Forward-looking information in this press
release may include, without limitation, statements relating to:
the completion of the Proposed Transaction and the timing thereof,
the proposed business of the Resulting Issuer, degree to which
historical results are reflective of actual mineral resources, the
completion of the proposed Concurrent Offering and the use of
proceeds therefrom, the proposed directors and officers of the
Resulting Issuer, obtaining regulatory approval for the Proposed
Transaction, Exchange sponsorship requirements and intended
application for exemption therefrom, shareholder and regulatory
approvals, and future press releases and disclosure.
These statements are based upon assumptions that
are subject to significant risks and uncertainties, including risks
regarding the mining industry, commodity prices, market conditions,
general economic factors, management’s ability to manage and to
operate the business, and explore and develop the projects, of the
Resulting Issuer, and the equity markets generally.

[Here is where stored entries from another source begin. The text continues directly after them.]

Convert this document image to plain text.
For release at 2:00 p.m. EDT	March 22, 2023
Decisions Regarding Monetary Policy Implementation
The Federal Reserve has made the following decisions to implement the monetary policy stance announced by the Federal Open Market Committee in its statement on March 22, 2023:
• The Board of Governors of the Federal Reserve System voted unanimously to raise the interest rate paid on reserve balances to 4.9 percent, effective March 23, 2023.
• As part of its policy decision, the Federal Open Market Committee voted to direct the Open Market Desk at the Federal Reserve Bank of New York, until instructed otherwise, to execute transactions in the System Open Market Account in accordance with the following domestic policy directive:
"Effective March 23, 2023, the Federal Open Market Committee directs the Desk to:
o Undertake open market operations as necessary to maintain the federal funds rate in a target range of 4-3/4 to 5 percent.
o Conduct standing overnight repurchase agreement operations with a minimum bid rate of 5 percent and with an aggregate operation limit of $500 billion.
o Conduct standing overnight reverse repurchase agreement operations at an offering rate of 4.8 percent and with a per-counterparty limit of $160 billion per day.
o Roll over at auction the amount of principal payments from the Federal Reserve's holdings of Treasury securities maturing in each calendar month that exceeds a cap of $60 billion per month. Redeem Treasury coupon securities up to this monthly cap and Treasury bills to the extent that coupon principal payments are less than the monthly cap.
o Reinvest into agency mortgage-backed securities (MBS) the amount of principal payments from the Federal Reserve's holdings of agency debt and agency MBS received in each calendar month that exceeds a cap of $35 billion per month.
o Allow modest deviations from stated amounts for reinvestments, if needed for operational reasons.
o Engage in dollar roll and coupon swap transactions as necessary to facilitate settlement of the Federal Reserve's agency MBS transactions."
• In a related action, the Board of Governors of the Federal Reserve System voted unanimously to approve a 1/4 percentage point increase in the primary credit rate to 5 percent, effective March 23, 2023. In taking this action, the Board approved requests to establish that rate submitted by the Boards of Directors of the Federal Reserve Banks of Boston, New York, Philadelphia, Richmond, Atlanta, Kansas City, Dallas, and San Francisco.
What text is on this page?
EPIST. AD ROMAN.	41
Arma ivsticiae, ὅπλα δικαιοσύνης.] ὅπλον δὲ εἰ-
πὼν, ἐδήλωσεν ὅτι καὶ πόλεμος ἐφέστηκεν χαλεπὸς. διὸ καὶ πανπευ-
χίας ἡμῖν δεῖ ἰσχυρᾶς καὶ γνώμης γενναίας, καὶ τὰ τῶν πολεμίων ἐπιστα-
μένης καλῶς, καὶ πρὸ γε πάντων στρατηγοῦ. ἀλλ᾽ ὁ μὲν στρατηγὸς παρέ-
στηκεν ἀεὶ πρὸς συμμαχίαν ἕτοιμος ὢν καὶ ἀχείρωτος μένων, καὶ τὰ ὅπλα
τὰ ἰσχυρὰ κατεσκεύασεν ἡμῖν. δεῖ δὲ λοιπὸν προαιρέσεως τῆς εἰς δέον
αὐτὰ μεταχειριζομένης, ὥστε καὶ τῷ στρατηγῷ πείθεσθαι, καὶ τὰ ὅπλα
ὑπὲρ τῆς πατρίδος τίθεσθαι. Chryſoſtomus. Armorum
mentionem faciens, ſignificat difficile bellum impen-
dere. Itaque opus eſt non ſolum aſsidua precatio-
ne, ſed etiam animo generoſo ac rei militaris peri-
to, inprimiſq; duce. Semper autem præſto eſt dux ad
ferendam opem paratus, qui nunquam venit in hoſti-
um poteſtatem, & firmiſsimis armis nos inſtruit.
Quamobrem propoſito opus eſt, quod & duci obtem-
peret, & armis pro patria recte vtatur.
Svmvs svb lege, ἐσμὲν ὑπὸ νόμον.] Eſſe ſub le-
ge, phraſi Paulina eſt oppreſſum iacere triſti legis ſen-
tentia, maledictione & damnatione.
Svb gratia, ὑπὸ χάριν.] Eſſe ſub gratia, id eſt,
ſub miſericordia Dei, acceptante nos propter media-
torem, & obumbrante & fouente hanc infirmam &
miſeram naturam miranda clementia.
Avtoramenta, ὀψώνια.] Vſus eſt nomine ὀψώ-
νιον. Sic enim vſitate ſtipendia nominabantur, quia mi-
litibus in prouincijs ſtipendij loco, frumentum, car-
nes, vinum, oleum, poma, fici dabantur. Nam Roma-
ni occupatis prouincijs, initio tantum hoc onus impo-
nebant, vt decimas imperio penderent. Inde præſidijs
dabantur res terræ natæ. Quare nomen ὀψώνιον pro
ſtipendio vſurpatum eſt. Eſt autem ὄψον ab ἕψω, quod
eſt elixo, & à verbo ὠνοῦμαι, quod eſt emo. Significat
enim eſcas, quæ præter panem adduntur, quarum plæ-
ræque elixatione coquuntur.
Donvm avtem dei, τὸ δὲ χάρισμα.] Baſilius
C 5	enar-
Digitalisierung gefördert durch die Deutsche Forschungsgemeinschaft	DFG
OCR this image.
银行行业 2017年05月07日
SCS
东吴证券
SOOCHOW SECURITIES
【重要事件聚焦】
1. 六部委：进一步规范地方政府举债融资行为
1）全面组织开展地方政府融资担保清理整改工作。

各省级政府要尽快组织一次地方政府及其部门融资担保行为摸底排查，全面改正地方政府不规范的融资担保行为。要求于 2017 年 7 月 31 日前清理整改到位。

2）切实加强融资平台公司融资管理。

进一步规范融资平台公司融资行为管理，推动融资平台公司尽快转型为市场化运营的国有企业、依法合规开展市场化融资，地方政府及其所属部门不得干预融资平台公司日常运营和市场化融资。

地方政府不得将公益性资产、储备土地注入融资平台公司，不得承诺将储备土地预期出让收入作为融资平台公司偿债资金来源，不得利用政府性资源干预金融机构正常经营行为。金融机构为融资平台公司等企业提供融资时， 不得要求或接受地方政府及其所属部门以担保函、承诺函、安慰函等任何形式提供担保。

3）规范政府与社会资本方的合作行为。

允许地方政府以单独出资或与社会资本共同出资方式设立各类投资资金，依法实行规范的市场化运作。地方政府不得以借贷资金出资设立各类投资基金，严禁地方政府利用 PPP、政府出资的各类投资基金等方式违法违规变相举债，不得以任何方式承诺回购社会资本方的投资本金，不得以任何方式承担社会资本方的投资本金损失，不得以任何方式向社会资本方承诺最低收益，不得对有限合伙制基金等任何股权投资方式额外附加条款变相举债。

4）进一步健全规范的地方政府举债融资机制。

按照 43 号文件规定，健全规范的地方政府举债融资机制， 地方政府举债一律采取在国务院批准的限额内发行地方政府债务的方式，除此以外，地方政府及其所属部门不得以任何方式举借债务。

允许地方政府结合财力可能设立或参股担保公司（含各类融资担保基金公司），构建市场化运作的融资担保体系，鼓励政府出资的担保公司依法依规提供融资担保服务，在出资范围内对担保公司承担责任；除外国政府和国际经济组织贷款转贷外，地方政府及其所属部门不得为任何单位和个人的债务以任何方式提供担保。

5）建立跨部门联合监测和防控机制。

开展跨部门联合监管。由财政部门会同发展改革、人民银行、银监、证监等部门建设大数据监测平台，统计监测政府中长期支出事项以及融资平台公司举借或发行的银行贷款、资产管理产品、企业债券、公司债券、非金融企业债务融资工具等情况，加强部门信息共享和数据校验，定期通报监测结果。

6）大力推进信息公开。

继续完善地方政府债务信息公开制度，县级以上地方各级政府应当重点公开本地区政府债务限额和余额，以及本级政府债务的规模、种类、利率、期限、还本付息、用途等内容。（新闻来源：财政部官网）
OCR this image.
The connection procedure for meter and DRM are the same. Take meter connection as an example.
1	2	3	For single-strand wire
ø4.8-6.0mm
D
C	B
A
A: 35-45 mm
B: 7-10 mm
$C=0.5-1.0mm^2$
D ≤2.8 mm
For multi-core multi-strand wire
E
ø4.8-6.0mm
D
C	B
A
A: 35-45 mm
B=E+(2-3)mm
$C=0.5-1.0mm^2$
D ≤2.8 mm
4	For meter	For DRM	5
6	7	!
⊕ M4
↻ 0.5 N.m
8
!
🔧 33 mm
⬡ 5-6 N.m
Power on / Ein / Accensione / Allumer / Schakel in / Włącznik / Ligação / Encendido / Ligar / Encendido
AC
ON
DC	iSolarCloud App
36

Because of
these risks and uncertainties and as a result of a variety of
factors, the actual results, expectations, achievements or
performance of each of Golden Ridge and MMG may differ
materially from those anticipated and indicated by these
forward-looking statements. Any number of factors could cause
actual results to differ materially from these forward-looking
statements as well as future results. Although each of Golden
Ridge and MMG believes that the expectations reflected in
forward looking statements are reasonable, they can give no
assurances that the expectations of any forward-looking statements
will prove to be correct. Except as required by law, each
of Golden Ridge and MMG disclaims any intention and
assume no obligation to update or revise any forward-looking
statements to reflect actual results, whether as a result of new
information, future events, changes in assumptions, changes in
factors affecting such forward-looking statements or otherwise.